Nous demandons si des lampes de poche seraient nécessaires ;
il paraît que non. En fait, étant donné leur métier, ils n’ont pas
intérêt à se faire repérer s’ils veulent surprendre les fraudeurs :
il est donc indispensable qu’ils sachent parfaitement s’orienter
de nuit, sans lumière électrique. Cela ne semble d’ailleurs pas
leur poser de problème. Max, toujours avide de nouvelles expériences
ou sensations, repose la question après que nous les ayons quittés :
« A quand la prochaine randonnée de nuit ? ».
Nous
parvenons au lac en longeant de nouveau la cascade, pour assister
au bain des courageux et manger notre pique-nique. Depuis la mi-pente,
nous observons le dessin d’une pervenche iridescente qui s’agrandit
sur le lac : c’est l’empreinte d’une masse d’air en mouvement
descendue de la montagne et déchiquetée par le relief et la végétation.
Puis le lac redevient étale et lisse, reflétant le ciel et les montagnes.
Le
bord du lac a les eaux claires, limpides et peu profondes. Nous
avons chaud et sa fraîcheur est agréable sur les pieds nus. De petits
poissons peu farouches et affamés viennent mordiller nos pieds :
heureusement que ce ne sont pas des piranhas !
Richard,
déjà en maillot, réussit à entrer dans l’eau jusqu’en haut des cuisses.
Là, il se décourage un peu : décidément, elle est trop froide !
C’est alors que Max entre à son tour. Richard s’enfonce jusqu’au
cou. Max fait quelques ablutions, et hop ! il plonge. Il n’en
faut pas plus pour que Richard se baigne lui aussi entièrement.

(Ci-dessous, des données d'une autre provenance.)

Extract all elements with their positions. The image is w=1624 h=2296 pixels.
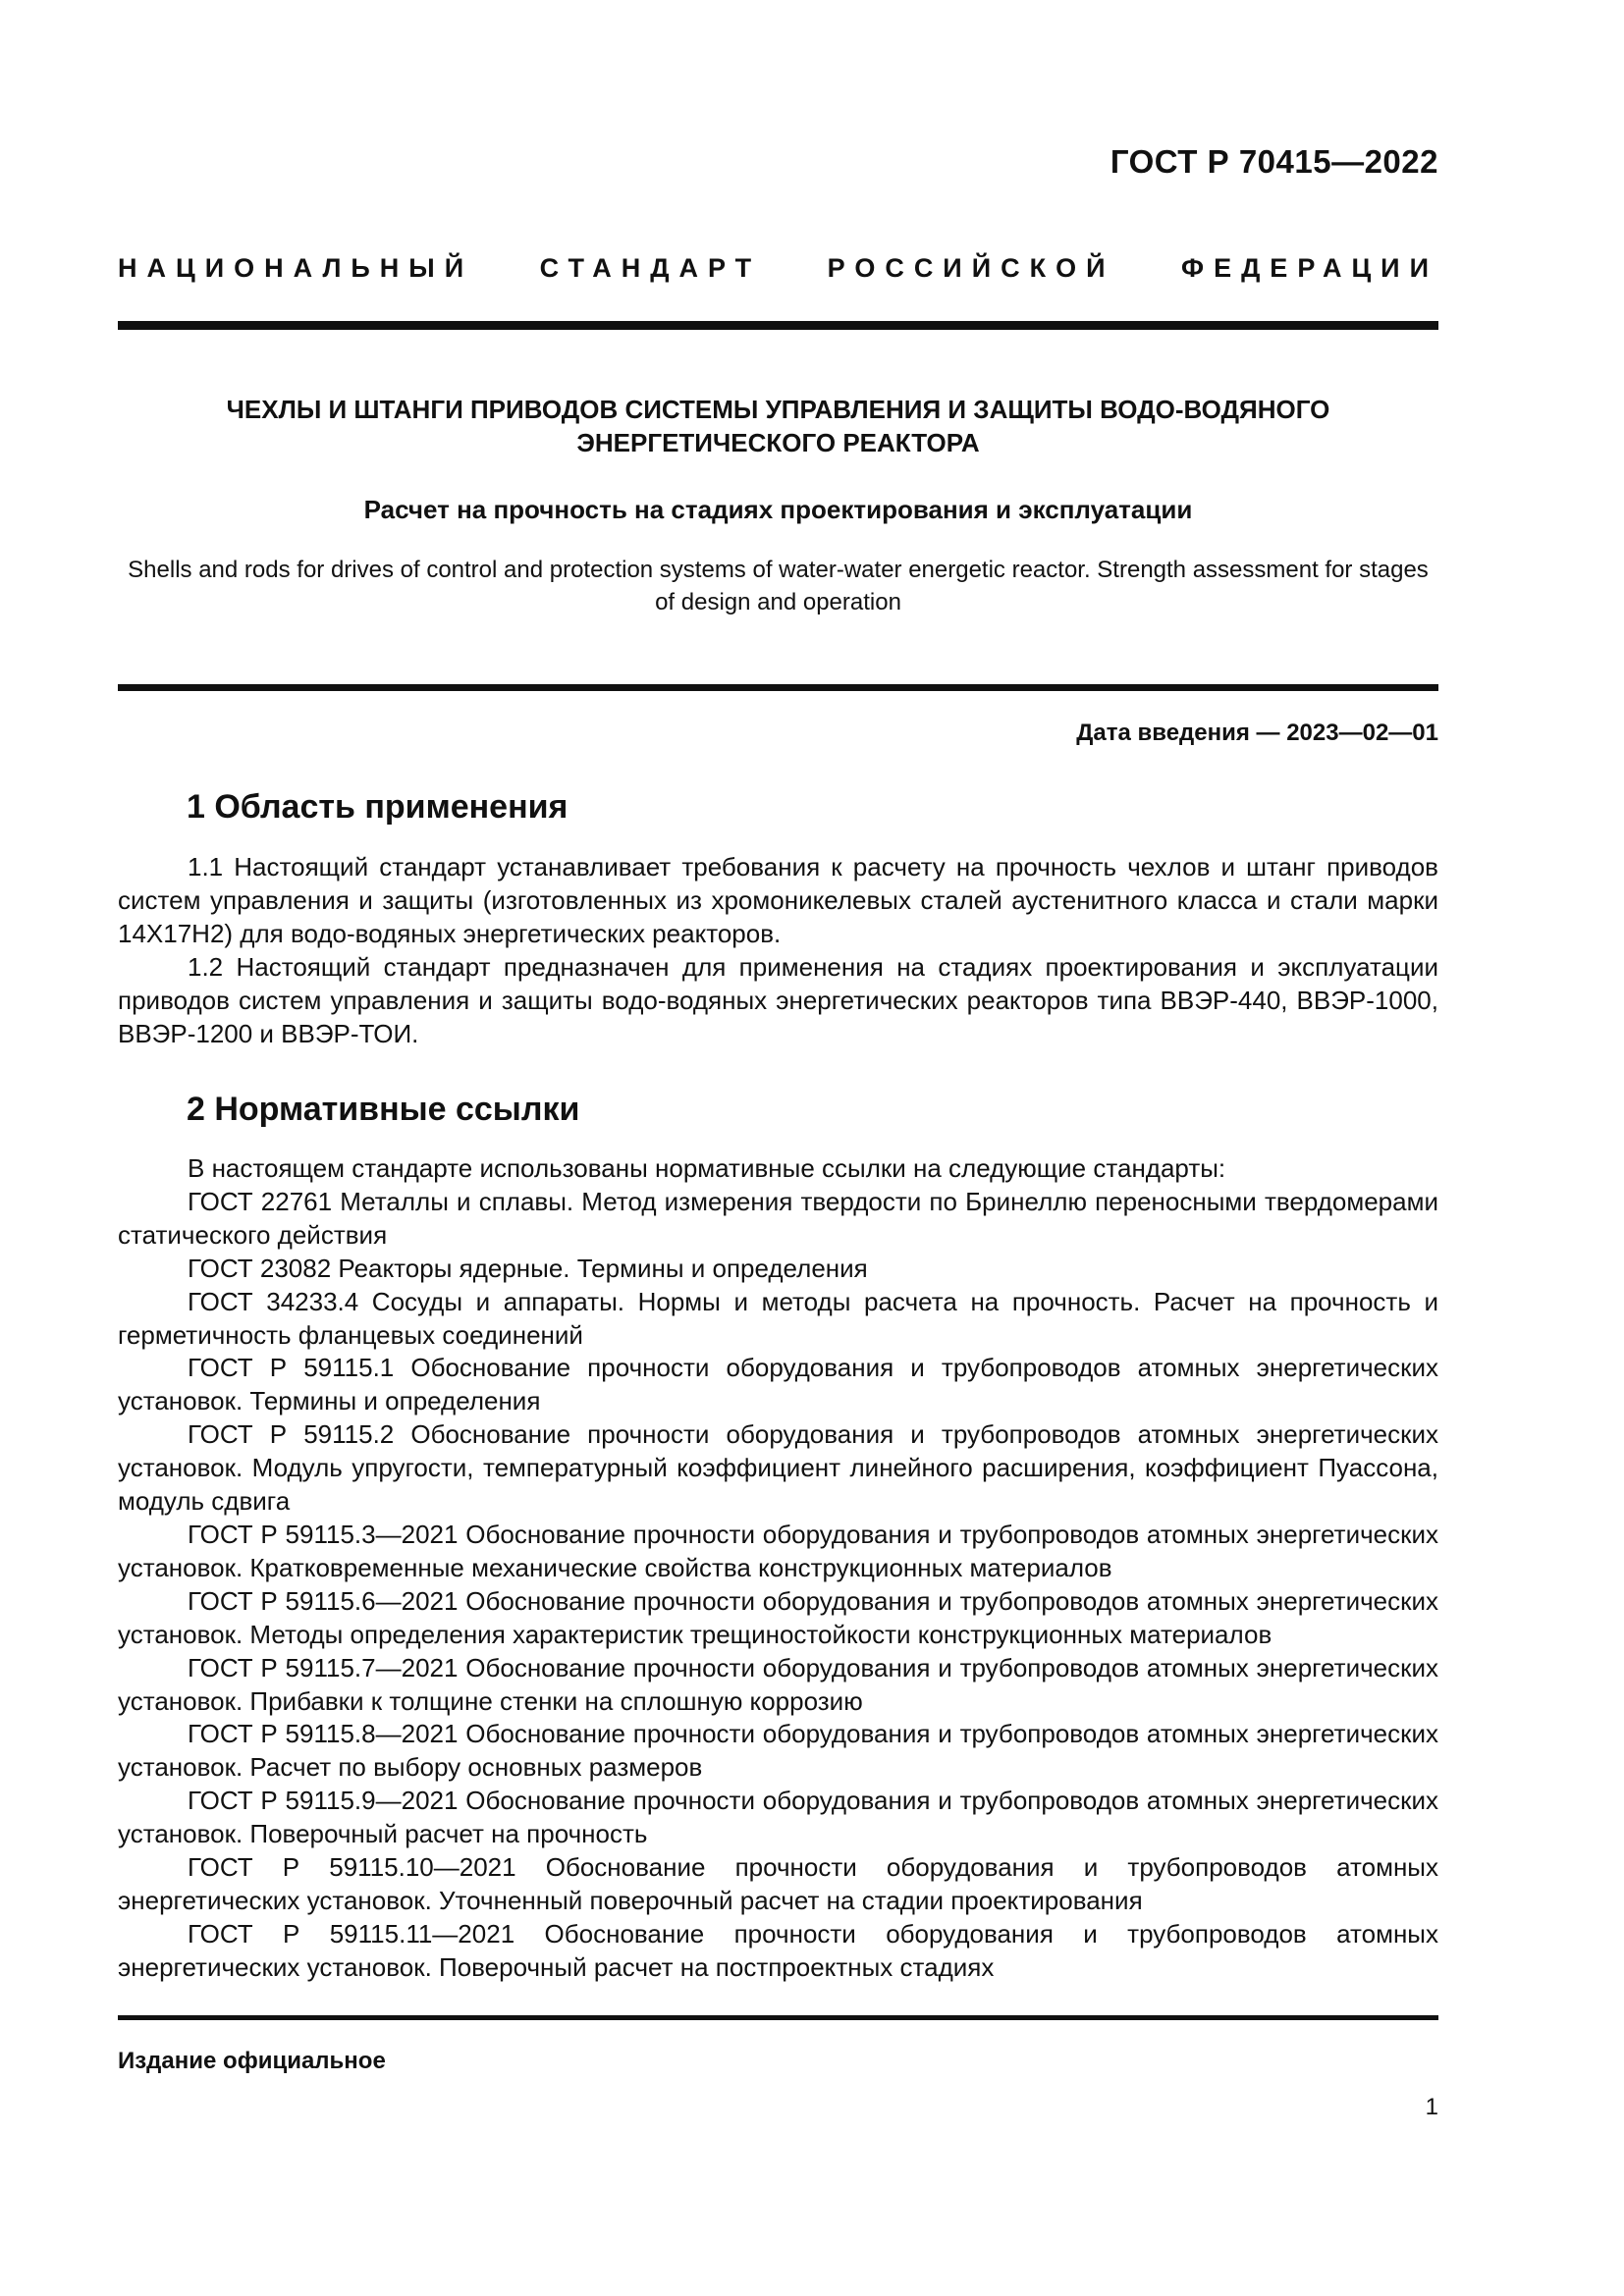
document-title: ЧЕХЛЫ И ШТАНГИ ПРИВОДОВ СИСТЕМЫ УПРАВЛЕНИЯ И ЗАЩИТЫ ВОДО-ВОДЯНОГО ЭНЕРГЕТИЧЕСКОГО РЕАКТОРА bbox=[226, 395, 1330, 457]
footer-divider bbox=[118, 2015, 1438, 2020]
english-title: Shells and rods for drives of control and protection systems of water-water energetic reactor. Strength assessment for stages of design and operation bbox=[128, 557, 1429, 615]
reference-item: ГОСТ Р 59115.1 Обоснование прочности оборудования и трубопроводов атомных энергетических установок. Термины и определения bbox=[118, 1353, 1438, 1416]
reference-item: ГОСТ 34233.4 Сосуды и аппараты. Нормы и методы расчета на прочность. Расчет на прочность и герметичность фланцевых соединений bbox=[118, 1286, 1438, 1350]
reference-item: ГОСТ Р 59115.6—2021 Обоснование прочности оборудования и трубопроводов атомных энергетических установок. Методы определения характеристик трещиностойкости конструкционных материалов bbox=[118, 1585, 1438, 1649]
section-heading: 2 Нормативные ссылки bbox=[187, 1091, 580, 1128]
references-intro: В настоящем стандарте использованы нормативные ссылки на следующие стандарты: bbox=[188, 1153, 1226, 1183]
reference-item: ГОСТ Р 59115.7—2021 Обоснование прочности оборудования и трубопроводов атомных энергетических установок. Прибавки к толщине стенки на сплошную коррозию bbox=[118, 1652, 1438, 1716]
page-number: 1 bbox=[1425, 2094, 1438, 2120]
top-divider bbox=[118, 321, 1438, 330]
document-page bbox=[118, 0, 1438, 2296]
reference-item: ГОСТ Р 59115.8—2021 Обоснование прочности оборудования и трубопроводов атомных энергетических установок. Расчет по выбору основных размеров bbox=[118, 1719, 1438, 1783]
introduction-date: Дата введения — 2023—02—01 bbox=[1076, 720, 1438, 746]
document-code: ГОСТ Р 70415—2022 bbox=[1110, 143, 1438, 180]
section-scope bbox=[118, 785, 1438, 1050]
paragraph: 1.1 Настоящий стандарт устанавливает требования к расчету на прочность чехлов и штанг приводов систем управления и защиты (изготовленных из хромоникелевых сталей аустенитного класса и стали марки 14Х17Н2) для водо-водяных энергетических реакторов. bbox=[118, 852, 1438, 948]
document-subtitle: Расчет на прочность на стадиях проектирования и эксплуатации bbox=[363, 495, 1193, 524]
reference-item: ГОСТ Р 59115.10—2021 Обоснование прочности оборудования и трубопроводов атомных энергетических установок. Уточненный поверочный расчет на стадии проектирования bbox=[118, 1852, 1438, 1915]
reference-item: ГОСТ 23082 Реакторы ядерные. Термины и определения bbox=[188, 1253, 868, 1283]
section-heading: 1 Область применения bbox=[187, 788, 568, 826]
standard-banner: НАЦИОНАЛЬНЫЙ СТАНДАРТ РОССИЙСКОЙ ФЕДЕРАЦИИ bbox=[118, 253, 1438, 283]
title-divider bbox=[118, 684, 1438, 691]
section-normative-references bbox=[118, 1088, 1438, 1985]
title-block bbox=[118, 393, 1438, 618]
reference-item: ГОСТ 22761 Металлы и сплавы. Метод измерения твердости по Бринеллю переносными твердомерами статического действия bbox=[118, 1186, 1438, 1250]
reference-item: ГОСТ Р 59115.2 Обоснование прочности оборудования и трубопроводов атомных энергетических установок. Модуль упругости, температурный коэффициент линейного расширения, коэффициент Пуассона, модуль сдвига bbox=[118, 1419, 1438, 1517]
reference-item: ГОСТ Р 59115.9—2021 Обоснование прочности оборудования и трубопроводов атомных энергетических установок. Поверочный расчет на прочность bbox=[118, 1786, 1438, 1849]
reference-item: ГОСТ Р 59115.11—2021 Обоснование прочности оборудования и трубопроводов атомных энергетических установок. Поверочный расчет на постпроектных стадиях bbox=[118, 1918, 1438, 1982]
paragraph: 1.2 Настоящий стандарт предназначен для применения на стадиях проектирования и эксплуатации приводов систем управления и защиты водо-водяных энергетических реакторов типа ВВЭР-440, ВВЭР-1000, ВВЭР-1200 и ВВЭР-ТОИ. bbox=[118, 952, 1438, 1048]
edition-note: Издание официальное bbox=[118, 2048, 386, 2074]
reference-item: ГОСТ Р 59115.3—2021 Обоснование прочности оборудования и трубопроводов атомных энергетических установок. Кратковременные механические свойства конструкционных материалов bbox=[118, 1519, 1438, 1582]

J’immortalise l’action de plusieurs photos, enfoncée dans l’eau
jusqu’à mi-mollet, et repoussant les poissons d’un geste léger du
pied de temps à autre. Ils nagent tous les deux, sur fond de Pic
du Midi d’Ossau, et
nous leur faisons les recommandations d’usage : « Si vous
vous noyez, on n’ira pas vous chercher ! ». Craignant
l’hydrocution, ils restent tout de même en eau peu profonde. Richard
ne sent plus ses pieds mais reste encore un bon moment à barboter
tandis que Max remonte se sécher. Puis Richard gagne à son tour
la rive, sans se rhabiller immédiatement, tant le soleil chauffe
à cette heure de l’après-midi.
Ils
sont heureux : ils ont gagné leur pari et se réjouissent par
avance à la perspective de boire bientôt leur bouteille de champagne.
Puis
les hommes s’amusent un long moment à lancer des miettes de pain,
autour desquelles des myriades d’ablettes s’agglutinent en un nuage
noir et mouvant. Parfois, l’un d’eux fait une sortie, la miette
dans la gueule, rapidement poursuivi par toute la meute qui se regroupe
autour de lui. Ils n’aiment pas le melon, ni visiblement les algues
très vertes et duveteuses accrochées sur les rochers de la rive.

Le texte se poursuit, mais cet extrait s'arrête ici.